Hi Folks,
My input contains a social security number (SSN), e.g.,
123-45-6789
If I declare the SSN element like this:
<xs:element name="SSN"
dfdl:lengthKind="explicit"
dfdl:length="11">
<xs:simpleType>
<xs:restriction base="xs:string">
<xs:pattern value="[0-9]{3}-[0-9]{2}-[0-9]{4}"/>
</xs:restriction>
</xs:simpleType>
</xs:element>
then the parser will accept well-formed but invalid data such as this:
xxx-45-6789
If I want to be notified that the data is not valid, then I can use the -V
limited option. Then the parser will both generate XML and notify me that the
input is not valid.
If I add checkConstraints:
<xs:element name="SSN"
dfdl:lengthKind="explicit"
dfdl:length="11">
<xs:annotation>
<xs:appinfo source="http://www.ogf.org/dfdl/">
<dfdl:assert>{ dfdl:checkConstraints(.) }</dfdl:assert>
</xs:appinfo>
</xs:annotation>
<xs:simpleType>
<xs:restriction base="xs:string">
<xs:pattern value="[0-9]{3}-[0-9]{2}-[0-9]{4}"/>
</xs:restriction>
</xs:simpleType>
</xs:element>
then the parser no longer accepts well-formed but invalid data. No XML is
generated.
Lesson Learned: Don't use checkConstraints if you want parsing to accept
well-formed but invalid input.
But, but, but, ........
Things aren't that simple.
Suppose SSN is part of a choice. The choice has two branches. The first branch
specifies RealID space SSN, the second branch specifies SSN space RealID.

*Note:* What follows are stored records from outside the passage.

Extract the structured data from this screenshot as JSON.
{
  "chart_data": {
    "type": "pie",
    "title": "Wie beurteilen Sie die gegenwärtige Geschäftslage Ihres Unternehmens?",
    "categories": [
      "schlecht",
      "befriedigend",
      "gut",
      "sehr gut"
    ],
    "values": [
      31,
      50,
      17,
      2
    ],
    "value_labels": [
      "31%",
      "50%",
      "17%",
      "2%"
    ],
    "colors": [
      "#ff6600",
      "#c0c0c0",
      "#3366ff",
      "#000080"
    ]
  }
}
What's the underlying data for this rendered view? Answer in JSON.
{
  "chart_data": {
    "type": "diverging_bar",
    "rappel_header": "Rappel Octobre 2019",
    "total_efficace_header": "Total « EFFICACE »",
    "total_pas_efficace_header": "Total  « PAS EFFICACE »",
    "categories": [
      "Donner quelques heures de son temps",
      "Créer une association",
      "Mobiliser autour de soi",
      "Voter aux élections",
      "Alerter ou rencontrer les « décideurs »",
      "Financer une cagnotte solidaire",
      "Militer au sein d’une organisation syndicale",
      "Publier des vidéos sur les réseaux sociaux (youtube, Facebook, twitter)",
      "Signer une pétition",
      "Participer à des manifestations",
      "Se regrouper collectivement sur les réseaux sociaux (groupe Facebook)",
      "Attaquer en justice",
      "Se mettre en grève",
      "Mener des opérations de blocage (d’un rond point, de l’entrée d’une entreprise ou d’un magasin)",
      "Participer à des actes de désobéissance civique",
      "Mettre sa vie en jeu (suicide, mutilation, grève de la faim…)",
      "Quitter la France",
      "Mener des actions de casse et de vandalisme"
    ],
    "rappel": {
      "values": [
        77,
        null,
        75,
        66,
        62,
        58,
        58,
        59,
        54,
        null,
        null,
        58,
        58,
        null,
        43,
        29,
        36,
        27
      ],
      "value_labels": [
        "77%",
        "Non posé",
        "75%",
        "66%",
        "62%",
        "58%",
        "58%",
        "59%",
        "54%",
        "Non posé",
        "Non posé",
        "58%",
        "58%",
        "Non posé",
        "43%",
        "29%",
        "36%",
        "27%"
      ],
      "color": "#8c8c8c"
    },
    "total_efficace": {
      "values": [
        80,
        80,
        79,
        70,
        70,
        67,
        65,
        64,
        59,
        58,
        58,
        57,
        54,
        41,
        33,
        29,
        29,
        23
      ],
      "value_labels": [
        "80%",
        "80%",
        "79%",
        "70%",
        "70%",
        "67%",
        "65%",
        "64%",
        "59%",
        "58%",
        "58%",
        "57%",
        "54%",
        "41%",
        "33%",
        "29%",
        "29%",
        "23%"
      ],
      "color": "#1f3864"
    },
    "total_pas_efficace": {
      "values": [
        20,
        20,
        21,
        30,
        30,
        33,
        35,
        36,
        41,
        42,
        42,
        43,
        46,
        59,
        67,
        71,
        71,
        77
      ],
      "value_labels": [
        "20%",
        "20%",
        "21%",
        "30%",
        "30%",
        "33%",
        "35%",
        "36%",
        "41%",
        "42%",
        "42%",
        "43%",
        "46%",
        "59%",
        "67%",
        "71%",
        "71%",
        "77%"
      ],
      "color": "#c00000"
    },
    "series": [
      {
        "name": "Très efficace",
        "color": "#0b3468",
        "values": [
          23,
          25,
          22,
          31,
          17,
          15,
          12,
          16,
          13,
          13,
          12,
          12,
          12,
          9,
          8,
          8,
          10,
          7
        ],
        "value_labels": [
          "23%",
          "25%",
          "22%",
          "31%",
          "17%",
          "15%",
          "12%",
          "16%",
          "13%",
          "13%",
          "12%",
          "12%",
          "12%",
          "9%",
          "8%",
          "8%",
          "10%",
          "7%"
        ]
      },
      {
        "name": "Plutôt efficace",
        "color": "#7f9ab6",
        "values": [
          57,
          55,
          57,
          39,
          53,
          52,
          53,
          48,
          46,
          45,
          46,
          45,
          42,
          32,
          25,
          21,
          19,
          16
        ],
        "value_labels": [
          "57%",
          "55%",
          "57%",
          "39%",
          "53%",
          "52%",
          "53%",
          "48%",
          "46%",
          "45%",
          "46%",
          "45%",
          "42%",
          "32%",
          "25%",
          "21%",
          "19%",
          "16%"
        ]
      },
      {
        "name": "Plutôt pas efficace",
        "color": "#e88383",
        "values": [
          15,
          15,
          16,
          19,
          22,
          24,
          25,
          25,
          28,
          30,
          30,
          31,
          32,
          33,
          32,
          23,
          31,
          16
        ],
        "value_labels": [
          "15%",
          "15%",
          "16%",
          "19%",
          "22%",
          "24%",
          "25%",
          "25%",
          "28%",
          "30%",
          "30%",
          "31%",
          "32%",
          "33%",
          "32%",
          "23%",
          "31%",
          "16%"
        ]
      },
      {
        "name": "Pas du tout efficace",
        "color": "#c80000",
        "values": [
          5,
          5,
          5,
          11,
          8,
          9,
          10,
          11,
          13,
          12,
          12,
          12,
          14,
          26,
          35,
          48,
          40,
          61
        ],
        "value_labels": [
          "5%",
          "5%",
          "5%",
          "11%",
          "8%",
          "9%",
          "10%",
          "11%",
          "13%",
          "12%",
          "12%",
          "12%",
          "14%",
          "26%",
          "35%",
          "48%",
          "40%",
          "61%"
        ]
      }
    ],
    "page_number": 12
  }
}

Consider this valid input:
123-45-6789 A12345678
If the DFDL does not use checkConstraints, then this incorrect XML is generated:
<PersonID>
<RealID>123-45-6789</RealID>
<Space> </Space>
<SSN>A12345678</SSN>
</PersonID>
Notice that the <RealID> value is the ssn and the <SSN> value is the real id.
If we want to get correct XML, then we must use checkConstraints.
Lesson Learned: Use checkConstraints if you want parsing to generate correct
XML.
Overall Lesson Learned: You can't have a DFDL schema that both accepts
well-formed but invalid data and always produces correct XML.
Do you agree?
/Roger